Which proponents? Are you talking proponents on the "peer review" level or are we talking proponents on the "populous" level?
Rest assured, debate over the veracity of evidence put forward can be a lot more heated in journals than it is in the media. It also tends to be much more subtle where focus is put on methodologies or efficacy.
Sadly, when popularized it gets oversimplified to the point it becomes sweeping broad strokes which are rebuffed. If you want to carry a meaningful debate you simply have to get to the level of understanding the data presented and not accept being spoon-fed generalized summary reports.
The report is a summary report that takes a very hard look at the data level and provides very firm conclusions as an answer. This report doesn't ignore any faults, it looks at the preponderance of evidence. It should be accepted as credible - not necessarily 100% correct, but absolutely credible.
What I found most fascinating in the summary was the statement "it's been a scorcher for all of us" (or words to that effect), which is both untrue (we've had a few hot days here, mostly cool) and refers to WEATHER and not CLIMATE. So, when WEATHER supports the global warming argument, WEATHER is proof. When WEATHER doesn't support the global warming argument, we're told that "WEATHER ISN'T CLIMATE, YOU MOUTH BREATHING KNUCKLE DRAGGER."

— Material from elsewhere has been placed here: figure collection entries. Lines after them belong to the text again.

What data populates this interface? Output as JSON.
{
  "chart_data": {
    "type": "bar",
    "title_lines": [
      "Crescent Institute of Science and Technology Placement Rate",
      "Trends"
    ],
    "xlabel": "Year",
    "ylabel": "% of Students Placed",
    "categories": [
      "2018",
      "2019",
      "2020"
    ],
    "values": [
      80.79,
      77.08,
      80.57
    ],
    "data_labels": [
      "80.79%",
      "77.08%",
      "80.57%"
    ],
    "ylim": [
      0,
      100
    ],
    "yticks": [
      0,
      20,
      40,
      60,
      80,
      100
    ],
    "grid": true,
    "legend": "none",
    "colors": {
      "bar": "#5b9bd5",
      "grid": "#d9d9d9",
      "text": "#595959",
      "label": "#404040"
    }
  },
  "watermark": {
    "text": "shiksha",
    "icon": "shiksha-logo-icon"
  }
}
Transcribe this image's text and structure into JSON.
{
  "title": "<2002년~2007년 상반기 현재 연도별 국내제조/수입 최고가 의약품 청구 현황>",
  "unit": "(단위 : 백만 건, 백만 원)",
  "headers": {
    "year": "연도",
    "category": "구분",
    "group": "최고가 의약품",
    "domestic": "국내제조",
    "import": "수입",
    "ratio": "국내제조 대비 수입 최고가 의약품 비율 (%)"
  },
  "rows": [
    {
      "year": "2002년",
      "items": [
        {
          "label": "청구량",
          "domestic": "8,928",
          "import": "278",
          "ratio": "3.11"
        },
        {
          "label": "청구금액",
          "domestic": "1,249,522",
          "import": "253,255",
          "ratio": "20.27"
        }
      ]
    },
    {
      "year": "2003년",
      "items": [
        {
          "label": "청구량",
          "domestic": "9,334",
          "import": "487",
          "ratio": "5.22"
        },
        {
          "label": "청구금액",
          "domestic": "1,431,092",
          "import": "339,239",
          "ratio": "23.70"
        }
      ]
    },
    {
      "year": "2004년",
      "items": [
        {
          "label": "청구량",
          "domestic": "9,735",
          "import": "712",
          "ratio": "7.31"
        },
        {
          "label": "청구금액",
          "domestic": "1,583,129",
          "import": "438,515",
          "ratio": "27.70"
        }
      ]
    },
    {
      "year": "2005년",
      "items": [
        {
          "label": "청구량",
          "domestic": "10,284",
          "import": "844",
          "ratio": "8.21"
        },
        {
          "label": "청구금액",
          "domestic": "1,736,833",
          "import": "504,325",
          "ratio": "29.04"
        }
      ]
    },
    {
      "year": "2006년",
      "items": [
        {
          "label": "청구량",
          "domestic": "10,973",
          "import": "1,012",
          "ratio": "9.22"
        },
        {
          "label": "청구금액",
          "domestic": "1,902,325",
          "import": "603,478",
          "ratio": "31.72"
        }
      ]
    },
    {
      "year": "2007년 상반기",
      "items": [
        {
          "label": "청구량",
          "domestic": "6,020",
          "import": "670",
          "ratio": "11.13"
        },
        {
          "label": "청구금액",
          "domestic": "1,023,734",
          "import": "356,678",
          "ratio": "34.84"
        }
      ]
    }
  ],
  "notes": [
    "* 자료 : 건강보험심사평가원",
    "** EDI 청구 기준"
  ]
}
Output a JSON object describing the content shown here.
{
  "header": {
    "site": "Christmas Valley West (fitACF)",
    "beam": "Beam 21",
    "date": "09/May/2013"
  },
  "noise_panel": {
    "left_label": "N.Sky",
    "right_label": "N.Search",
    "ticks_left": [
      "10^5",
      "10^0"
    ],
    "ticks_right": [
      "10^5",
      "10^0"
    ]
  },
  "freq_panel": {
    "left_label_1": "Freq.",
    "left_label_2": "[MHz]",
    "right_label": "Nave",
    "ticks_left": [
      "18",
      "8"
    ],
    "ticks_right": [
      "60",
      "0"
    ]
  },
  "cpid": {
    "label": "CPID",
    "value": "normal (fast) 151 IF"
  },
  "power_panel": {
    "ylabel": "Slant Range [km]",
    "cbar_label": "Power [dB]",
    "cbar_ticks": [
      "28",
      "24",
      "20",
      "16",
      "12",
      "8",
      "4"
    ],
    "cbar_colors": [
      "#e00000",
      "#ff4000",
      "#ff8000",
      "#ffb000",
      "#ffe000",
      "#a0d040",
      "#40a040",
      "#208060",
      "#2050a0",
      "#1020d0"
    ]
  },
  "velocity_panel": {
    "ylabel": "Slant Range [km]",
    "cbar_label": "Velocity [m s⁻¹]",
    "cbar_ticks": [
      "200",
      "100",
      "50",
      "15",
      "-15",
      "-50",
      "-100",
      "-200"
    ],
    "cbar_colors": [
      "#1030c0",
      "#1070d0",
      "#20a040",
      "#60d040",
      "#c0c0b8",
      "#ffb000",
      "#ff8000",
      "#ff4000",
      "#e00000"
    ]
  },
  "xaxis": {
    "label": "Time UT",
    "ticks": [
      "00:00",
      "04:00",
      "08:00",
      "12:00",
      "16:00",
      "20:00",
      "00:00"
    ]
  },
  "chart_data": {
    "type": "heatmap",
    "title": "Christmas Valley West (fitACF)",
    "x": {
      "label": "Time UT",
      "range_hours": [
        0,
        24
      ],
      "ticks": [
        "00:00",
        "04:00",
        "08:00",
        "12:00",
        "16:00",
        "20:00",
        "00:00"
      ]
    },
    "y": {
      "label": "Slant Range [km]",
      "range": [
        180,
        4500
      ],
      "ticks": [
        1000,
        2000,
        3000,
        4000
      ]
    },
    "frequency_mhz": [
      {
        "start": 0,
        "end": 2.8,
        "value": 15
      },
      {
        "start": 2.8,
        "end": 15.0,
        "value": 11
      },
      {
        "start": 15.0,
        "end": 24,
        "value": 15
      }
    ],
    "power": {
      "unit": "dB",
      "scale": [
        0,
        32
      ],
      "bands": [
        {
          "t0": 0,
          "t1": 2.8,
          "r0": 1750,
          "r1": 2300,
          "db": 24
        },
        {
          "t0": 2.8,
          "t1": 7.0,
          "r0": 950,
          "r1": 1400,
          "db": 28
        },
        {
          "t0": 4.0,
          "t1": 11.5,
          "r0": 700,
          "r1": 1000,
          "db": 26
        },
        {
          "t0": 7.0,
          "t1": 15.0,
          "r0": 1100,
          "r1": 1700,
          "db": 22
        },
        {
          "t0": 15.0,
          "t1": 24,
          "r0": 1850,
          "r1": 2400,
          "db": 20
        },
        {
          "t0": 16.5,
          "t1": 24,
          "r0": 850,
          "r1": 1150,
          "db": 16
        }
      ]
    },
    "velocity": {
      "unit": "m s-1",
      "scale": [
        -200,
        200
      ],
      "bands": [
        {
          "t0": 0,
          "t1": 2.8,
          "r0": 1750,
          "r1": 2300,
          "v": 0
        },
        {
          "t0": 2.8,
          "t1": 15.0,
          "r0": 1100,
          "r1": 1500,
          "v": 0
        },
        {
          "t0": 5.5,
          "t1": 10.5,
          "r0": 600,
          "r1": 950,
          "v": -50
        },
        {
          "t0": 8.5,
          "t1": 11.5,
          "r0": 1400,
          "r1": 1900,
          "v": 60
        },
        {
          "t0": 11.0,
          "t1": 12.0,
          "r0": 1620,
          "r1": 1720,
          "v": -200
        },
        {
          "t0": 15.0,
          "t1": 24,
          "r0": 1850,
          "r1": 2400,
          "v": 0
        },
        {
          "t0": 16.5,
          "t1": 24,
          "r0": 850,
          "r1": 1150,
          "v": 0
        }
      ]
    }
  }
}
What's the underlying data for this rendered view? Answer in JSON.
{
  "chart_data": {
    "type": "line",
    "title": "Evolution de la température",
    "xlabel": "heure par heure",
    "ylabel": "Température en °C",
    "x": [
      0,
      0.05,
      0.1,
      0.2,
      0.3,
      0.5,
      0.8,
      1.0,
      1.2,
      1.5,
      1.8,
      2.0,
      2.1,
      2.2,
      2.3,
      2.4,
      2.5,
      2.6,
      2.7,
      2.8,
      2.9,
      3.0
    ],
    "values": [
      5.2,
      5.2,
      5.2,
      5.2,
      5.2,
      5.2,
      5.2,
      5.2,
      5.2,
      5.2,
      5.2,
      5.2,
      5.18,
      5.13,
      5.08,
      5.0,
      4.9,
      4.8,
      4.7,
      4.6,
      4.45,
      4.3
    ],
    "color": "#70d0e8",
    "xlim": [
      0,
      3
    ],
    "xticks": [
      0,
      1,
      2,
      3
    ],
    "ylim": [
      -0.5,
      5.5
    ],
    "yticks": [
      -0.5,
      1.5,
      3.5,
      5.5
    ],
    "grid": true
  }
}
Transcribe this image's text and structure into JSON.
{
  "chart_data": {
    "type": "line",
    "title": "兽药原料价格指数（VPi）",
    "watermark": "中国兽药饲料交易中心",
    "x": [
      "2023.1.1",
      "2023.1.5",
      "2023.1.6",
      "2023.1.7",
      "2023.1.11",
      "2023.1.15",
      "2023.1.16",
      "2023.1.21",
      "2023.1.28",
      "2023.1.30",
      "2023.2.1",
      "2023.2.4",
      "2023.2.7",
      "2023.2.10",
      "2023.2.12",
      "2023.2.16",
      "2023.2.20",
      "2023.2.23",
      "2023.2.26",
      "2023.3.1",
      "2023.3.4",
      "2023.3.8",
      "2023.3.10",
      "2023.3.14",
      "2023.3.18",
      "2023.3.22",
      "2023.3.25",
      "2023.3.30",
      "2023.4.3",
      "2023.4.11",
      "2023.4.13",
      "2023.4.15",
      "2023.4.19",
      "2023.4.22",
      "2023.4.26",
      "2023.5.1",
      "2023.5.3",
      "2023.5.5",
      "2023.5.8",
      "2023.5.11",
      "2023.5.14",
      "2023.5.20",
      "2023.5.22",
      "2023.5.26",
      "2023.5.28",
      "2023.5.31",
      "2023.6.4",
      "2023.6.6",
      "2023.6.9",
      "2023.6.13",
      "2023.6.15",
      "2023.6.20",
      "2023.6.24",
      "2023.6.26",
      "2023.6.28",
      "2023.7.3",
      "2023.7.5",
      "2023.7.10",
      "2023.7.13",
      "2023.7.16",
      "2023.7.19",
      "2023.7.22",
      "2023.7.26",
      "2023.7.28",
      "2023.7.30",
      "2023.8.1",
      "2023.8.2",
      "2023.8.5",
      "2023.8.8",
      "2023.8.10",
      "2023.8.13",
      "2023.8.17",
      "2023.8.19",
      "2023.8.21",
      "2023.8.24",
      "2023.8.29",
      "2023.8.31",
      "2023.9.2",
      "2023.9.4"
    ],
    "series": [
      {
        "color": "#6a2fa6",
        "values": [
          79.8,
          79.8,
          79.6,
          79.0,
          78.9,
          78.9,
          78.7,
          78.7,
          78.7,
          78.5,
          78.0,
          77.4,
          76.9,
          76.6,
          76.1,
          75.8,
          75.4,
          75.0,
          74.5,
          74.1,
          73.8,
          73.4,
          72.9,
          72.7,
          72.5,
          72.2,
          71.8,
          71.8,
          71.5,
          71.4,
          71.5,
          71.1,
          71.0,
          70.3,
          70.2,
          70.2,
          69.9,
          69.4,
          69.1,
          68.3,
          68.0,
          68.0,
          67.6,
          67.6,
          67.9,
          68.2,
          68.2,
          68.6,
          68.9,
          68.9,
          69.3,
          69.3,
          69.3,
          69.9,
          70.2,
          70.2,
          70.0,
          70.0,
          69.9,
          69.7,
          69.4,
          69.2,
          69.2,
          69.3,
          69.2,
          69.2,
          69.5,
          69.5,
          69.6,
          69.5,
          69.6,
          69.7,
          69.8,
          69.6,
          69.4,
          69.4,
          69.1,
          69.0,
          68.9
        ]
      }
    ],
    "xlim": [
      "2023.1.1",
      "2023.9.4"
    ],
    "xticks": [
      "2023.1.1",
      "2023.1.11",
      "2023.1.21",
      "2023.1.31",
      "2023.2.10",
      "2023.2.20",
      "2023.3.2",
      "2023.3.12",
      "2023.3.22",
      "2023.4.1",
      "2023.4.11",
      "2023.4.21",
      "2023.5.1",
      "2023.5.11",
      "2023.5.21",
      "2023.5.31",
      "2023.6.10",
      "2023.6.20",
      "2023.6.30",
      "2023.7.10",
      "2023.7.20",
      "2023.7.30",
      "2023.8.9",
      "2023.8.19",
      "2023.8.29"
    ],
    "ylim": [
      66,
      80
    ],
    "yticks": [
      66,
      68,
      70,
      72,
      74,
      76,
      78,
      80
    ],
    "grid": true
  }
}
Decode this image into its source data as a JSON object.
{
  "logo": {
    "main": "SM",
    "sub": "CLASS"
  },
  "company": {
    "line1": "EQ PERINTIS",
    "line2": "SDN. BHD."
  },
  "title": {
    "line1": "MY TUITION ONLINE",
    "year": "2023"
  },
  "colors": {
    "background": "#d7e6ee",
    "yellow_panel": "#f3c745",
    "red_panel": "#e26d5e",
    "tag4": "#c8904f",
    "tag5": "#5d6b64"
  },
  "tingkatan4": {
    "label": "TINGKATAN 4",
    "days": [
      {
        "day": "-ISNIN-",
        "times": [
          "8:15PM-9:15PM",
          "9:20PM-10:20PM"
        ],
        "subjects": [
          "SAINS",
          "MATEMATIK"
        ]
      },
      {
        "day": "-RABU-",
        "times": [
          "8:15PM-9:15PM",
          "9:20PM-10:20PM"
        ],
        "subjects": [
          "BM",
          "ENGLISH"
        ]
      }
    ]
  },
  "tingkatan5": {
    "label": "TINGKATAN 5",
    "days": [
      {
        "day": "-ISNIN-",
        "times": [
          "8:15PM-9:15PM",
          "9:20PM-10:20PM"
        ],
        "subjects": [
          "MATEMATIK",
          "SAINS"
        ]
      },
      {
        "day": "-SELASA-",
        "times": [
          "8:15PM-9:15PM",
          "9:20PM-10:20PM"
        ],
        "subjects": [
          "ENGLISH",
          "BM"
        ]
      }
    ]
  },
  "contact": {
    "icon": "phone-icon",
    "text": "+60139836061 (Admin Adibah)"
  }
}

Here you must understand the subtlety between climate and weather. You are absolutely correct in saying that present weather is not evidence for or against climate change. Weather is not climate, but the subtlety is that climate is composed of long-term weather patterns. We are not debating that it is a scorcher outside the window, we're noticing that the weather patterns outside the window have been changing year after year in predictable and unpredictable ways. Polar ice caps are shrinking, glaciers are retreating, Antarctic ice flows are increasing - but they are composed of thinner ice more easily broken up during the summer months. The debate of "is it or isn't it changing?" is over, the attempt to fully describe a functional model is well under way.
Which Earth was used to conduct these experiments that provided the evidence? Are we confusing "the scientific method" with "correlation" again?
Our Earth. Which is concerning because for now it's the only one we've got. We have been in the middle of a 200 year experiment where we've been pumping more CO2 and other greenhouse gasses into the atmosphere than have been removed naturally. This is the phase where we're studying the results of that experiment.
Perhaps you need to review what is being tested through the scientific method and not confuse it with the difference between causation and correlation.
Observations have been noted, hypotheses were postulated, experiments are performed (and repeated) and theories are made. In this case, the theories that are made are a generalized model which tries to encompass all the observations which were taken. We do not have a completed, coherent model, but attempts to find one does not equal correlation.
The provable facts are as simple as looking at the absorption spectrum of CO2. It's testable, it's repeatable, it's accepted. Get closer to the data.
But, as with so many other things, reasonable voices are drowned out by the extremists--
You mean the ones who keep shouting down anyone who dares question the science behind global warming, calling them mouth-breathing knuckle-draggers, even when some of those people doing the questioning are climate scientists? Yes, I agree. Reasonable voices are drowned out, on purpose.
Especially anyone resorting to a strawman argument when the underlying data is accepted as sound. And particularly anyone who argues that the underlying data is infallible because we know we don't have a complete model put together.
Oh, but that whole thing about anthropogenic climate change going on? Yeah, that is on particularly solid ground, at least according to this study which reviews very compelling evidence based on data collected from 10 varied, global indicators. This is good science, subject to good review and based on good data.